Eugene Onegin

4
Reviewer's Rating

For a school to take on a production of Eugene Onegin might seem over-ambitious madness – Whitgift School has done just that and made a storming success of it.  A cast including five professional singers and a range of amateurs of all ages, an orchestra of talented young musicians reinforced by members of the school music staff, and a backstage crew whose enthusiasm and love of drama has clearly carried all before them, has produced a version of the opera that does Tchaikovsky’s masterpiece full justice.

The story is of the supercilious, easily-bored Eugene Onegin and the innocent novel-reading Tatyana Larina. They meet at her family’s remote country estate. She impetuously declares her love for Onegin but he pompously rejects her – “Try to practice self-control” he sings. After a futile duel in which he kills his best friend Lensky, he wanders the world. When he returns to Petersburg three years later, still bored, he finds Tatyana has married his elderly cousin, Prince Gremin. Onegin finds he now desires her but, despite his pleading (and Tatyana’s reluctantly admitted love for him), she will not betray her marriage vows. The opera ends with Onegin in despair.

Jon Stainsby’s Onegin is every inch the bored aristocrat looking down his nose at the rustic revels of the Larin estate. His fine baritone is equally effective as he sneers his way through Tatyana’s name day celebrations and when emotion overwhelms him as he finally admits to himself that he loves Tatyana. In that role, Rannveig Karadottir manages the difficult transition from rural naïve to urban sophisticate with real style. She sings the famous and demanding letter scene beautifully with just the right blend of eagerness and self-doubt.

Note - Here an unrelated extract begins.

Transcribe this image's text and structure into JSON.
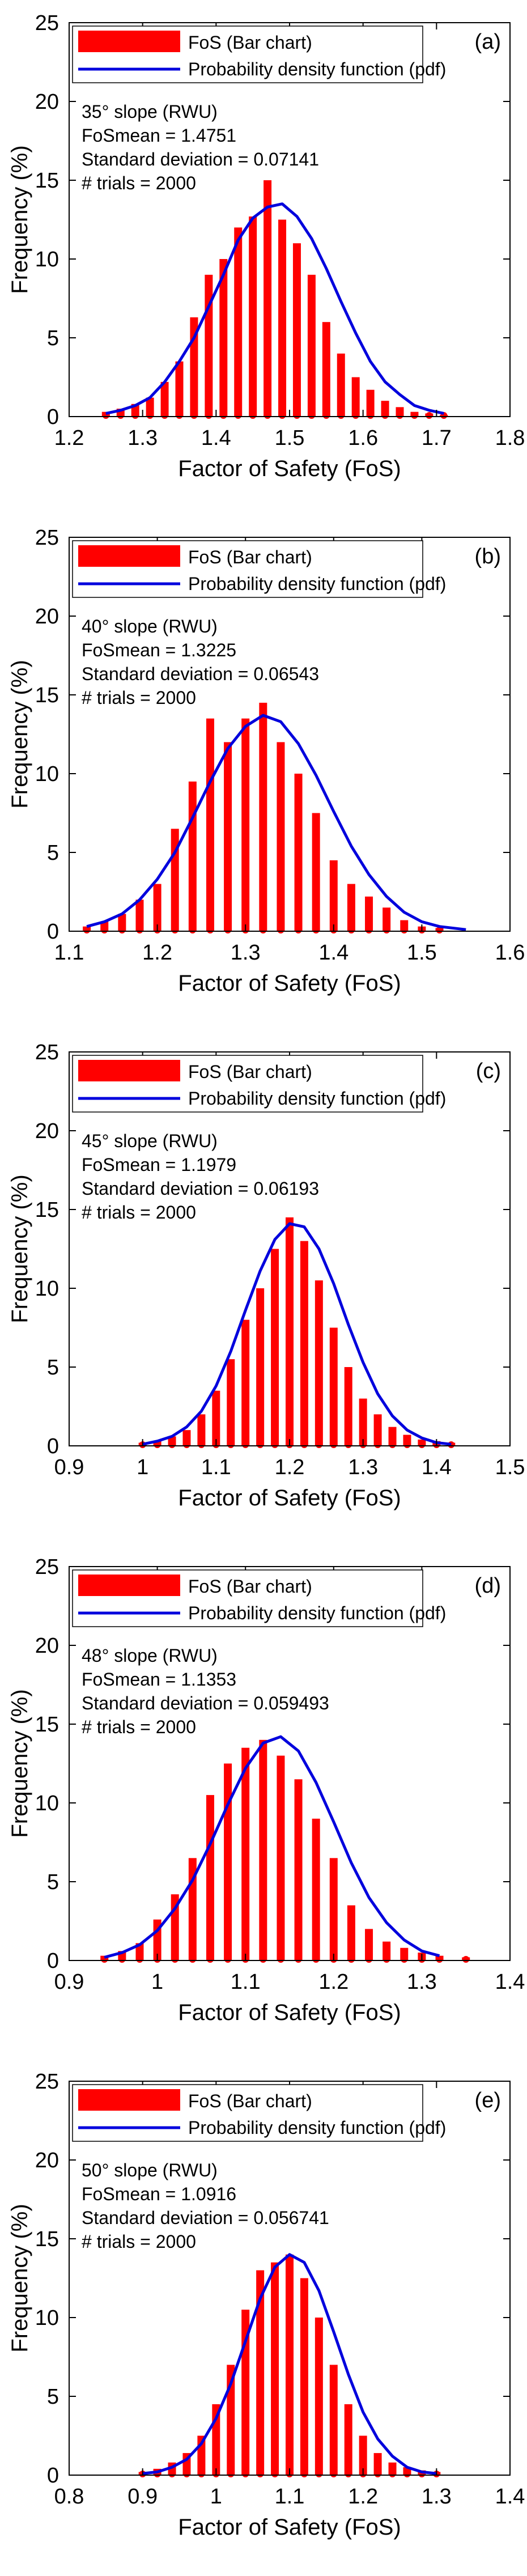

Peter Aisher brings to the role of the doomed poet Lensky a lovely tenor voice and a characterisation that leads poignantly to the inevitability of his being the loser in the duel. Polly Leech is lively and carefree as Tatyana’s sister Olga, unthinkingly hurting the fragile feelings of Lensky. Her duet with her sister in the first act was beautifully sung. David Durham has the creamy low notes to make the most of Gremin’s aria in the final act.

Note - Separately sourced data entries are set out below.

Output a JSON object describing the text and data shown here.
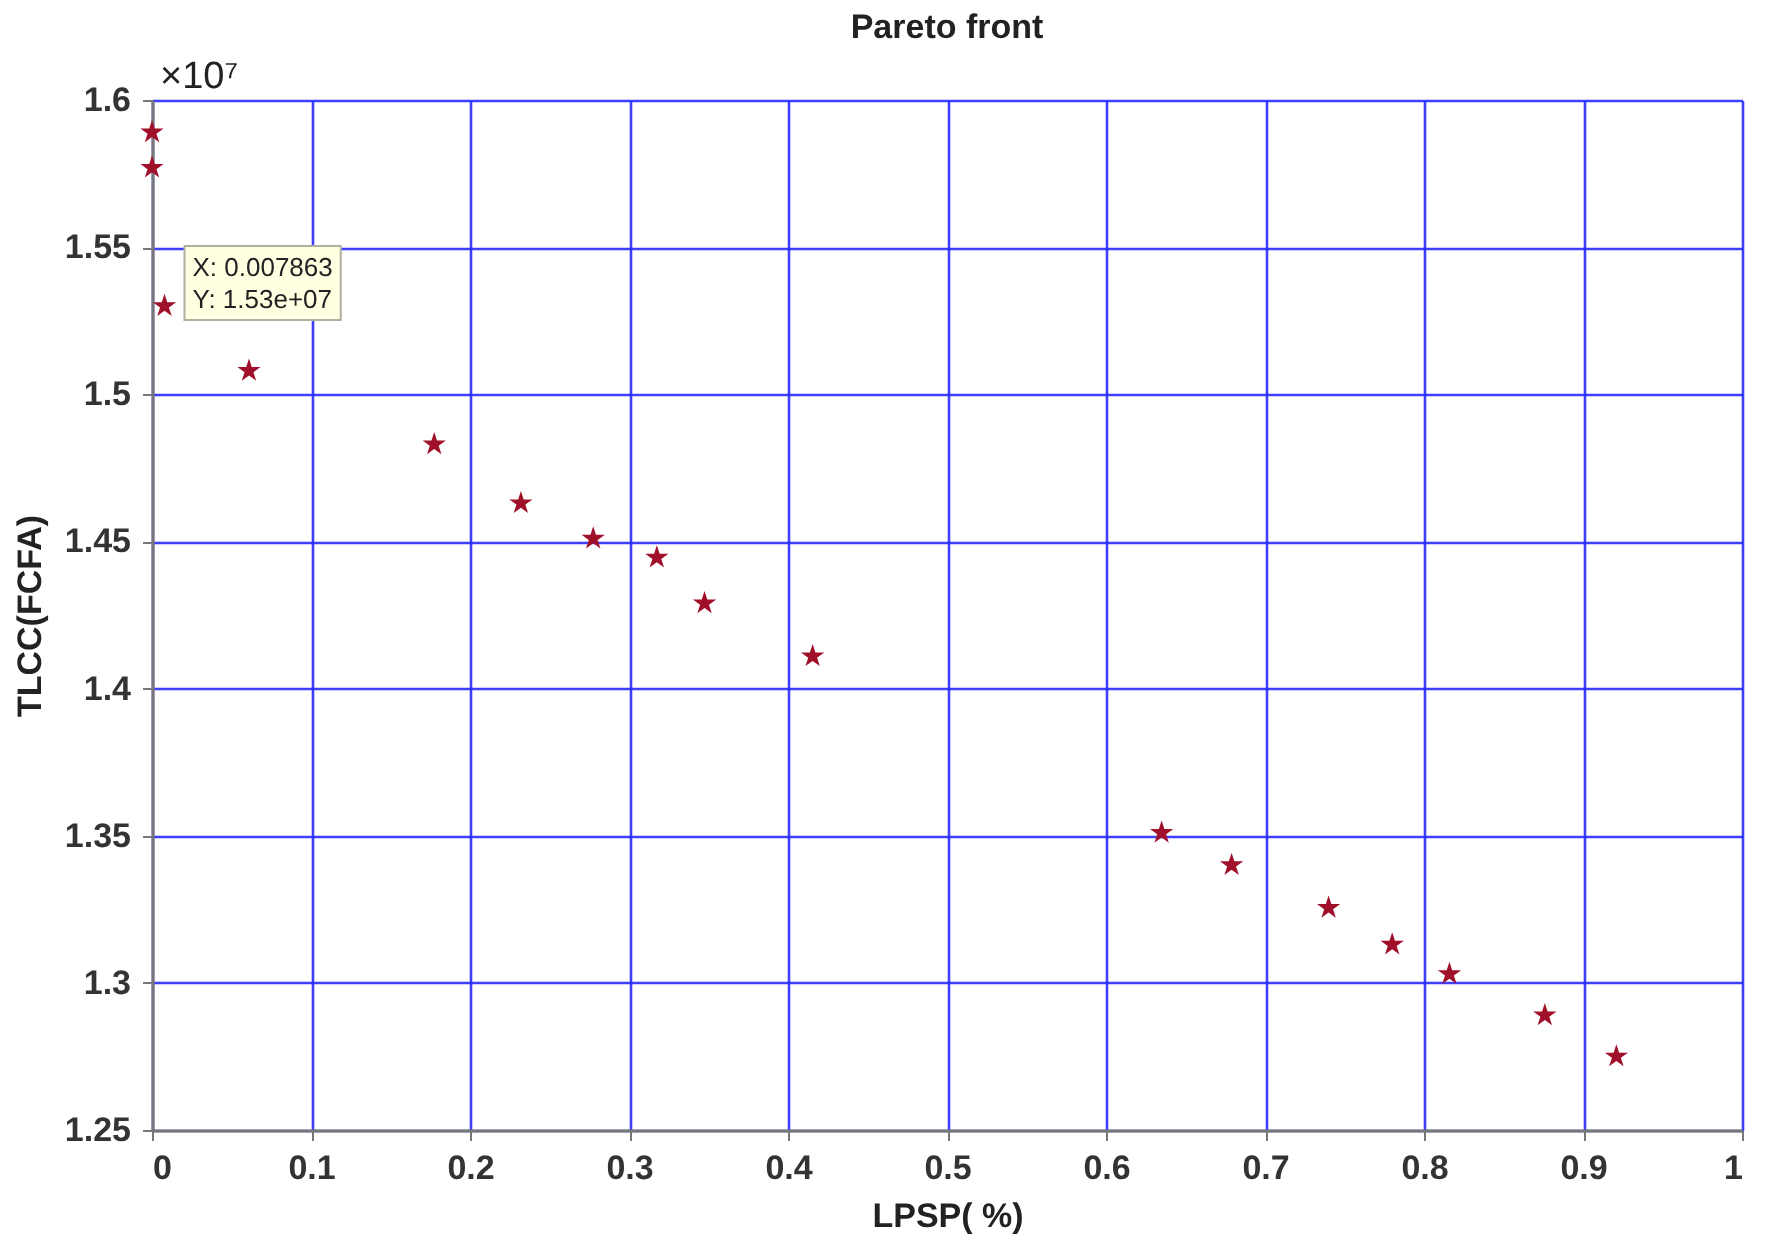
{
  "chart_data": {
    "type": "scatter",
    "title": "Pareto front",
    "xlabel": "LPSP( %)",
    "ylabel": "TLCC(FCFA)",
    "x": [
      0,
      0,
      0.007863,
      0.061,
      0.1775,
      0.232,
      0.2775,
      0.3175,
      0.3475,
      0.4155,
      0.635,
      0.679,
      0.74,
      0.78,
      0.816,
      0.876,
      0.921
    ],
    "series": [
      {
        "color": "#a0102a",
        "values": [
          1.589,
          1.577,
          1.53,
          1.508,
          1.483,
          1.463,
          1.451,
          1.4445,
          1.429,
          1.411,
          1.351,
          1.34,
          1.3255,
          1.313,
          1.303,
          1.289,
          1.275
        ]
      }
    ],
    "xlim": [
      0,
      1
    ],
    "xticks": [
      0,
      0.1,
      0.2,
      0.3,
      0.4,
      0.5,
      0.6,
      0.7,
      0.8,
      0.9,
      1
    ],
    "ylim": [
      1.25,
      1.6
    ],
    "yticks": [
      1.25,
      1.3,
      1.35,
      1.4,
      1.45,
      1.5,
      1.55,
      1.6
    ],
    "grid": true,
    "marker": "star",
    "annotations": [
      "×10⁷",
      {
        "text": "X: 0.007863\nY: 1.53e+07",
        "x": 0.007863,
        "y": 1.53
      }
    ]
  }
}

Though the five professional singers are splendid, it is the combination of their skills with the raw talent and enthusiasm of the boys of Whitgift and the girls of Old Palace School that makes this such an inspiring event. The very first chorus as the peasants come in from the fields to greet Madam Larina and her family was spot on – sung with such verve and accuracy that the audience knew we were in for something special. Young singers took on the smaller roles including Madam Larina, the nurse and Monsieur Triquet and all performed with real promise. The big chorus was well drilled, sang splendidly, provided plenty of background action and even managed complicated scene changes in semi-darkness.

It is difficult to imagine the amount of hard work that the creative team – conductor Philip Winter and co-directors Rosanna Whitfield and William Searle – must have devoted to bringing their team of singers, dancers, actors, and musicians to the level needed to create such a convincing version of Onegin. Of course, there are some ragged moments – there are some compromises necessitated by having no pit for the orchestra, not all teenagers enjoy waltzing and some of the young singers don’t yet have the mature vocal power needed to do full justice to the roles they play, but every single performance is a triumph of enthusiasm and love for music. It is not often I can say that even at Covent Garden. And for those of us who want to see opera thrive, what better introduction can there be for young people than to participate in the staging of one of the genre’s great masterpieces?